Theme: Stendhal challenges prevailing moral codes. Sorel is an ambiguous mixture: he is snobbish, vain, naive but also analytical, perceptive and burning with imagination. Human personality is shot through with contradiction as virtues and vices are presented as inseparable. Sorel's panache is set against the Restoration society which is glutinous with materialism and formality: the ascending bourgeoisie are no better than the arthritic aristocracy.

Style: Economical, dry. Stendhal claimed his prose model was the civil code. "One should not write unless one has important things to say, but then one must say them with the utmost simplicity...trying to get them by unnoticed."

Chief strengths: The novel quivers with nervy excitement. Written at white heat, the story seems capable of charging off in any direction. Yet all is controlled by the narrator's teasing, petulant and downright comic interjections.

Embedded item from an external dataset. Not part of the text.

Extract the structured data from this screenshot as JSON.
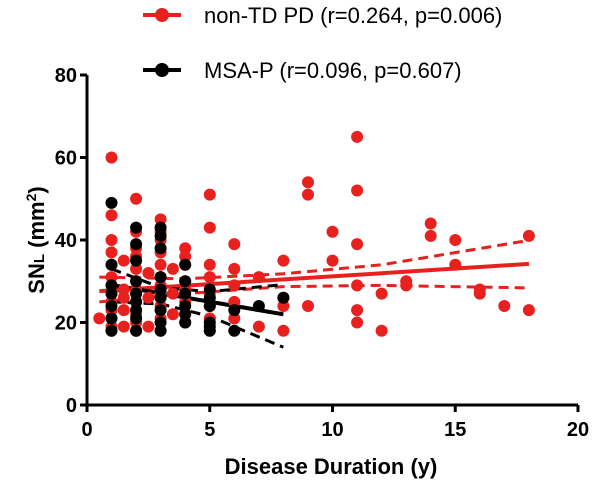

Chief weaknesses: Dedicated to the "happy few" who would eventually understand it, the novel can become a self-referential game that revels in exclusivity.

What they thought of it then: Stendhal was seen as a cynical despoiler, believing in nothing but the slick paradox. Victor Hugo likened reading The Red and the Black to having teeth pulled. Henry James condemned its "air of unredeemed corruption''.

What we think of it now: No aspect of the work remains unmolested. Even the mysterious title provokes monographs.

Responsible for: By creating the first "authentic" (as opposed to "sincere") hero, Stendhal becomes proto-existentialist. Sorel is a forerunner of those drearily self absorbed figures who haunt the novels of Camus and Sartre.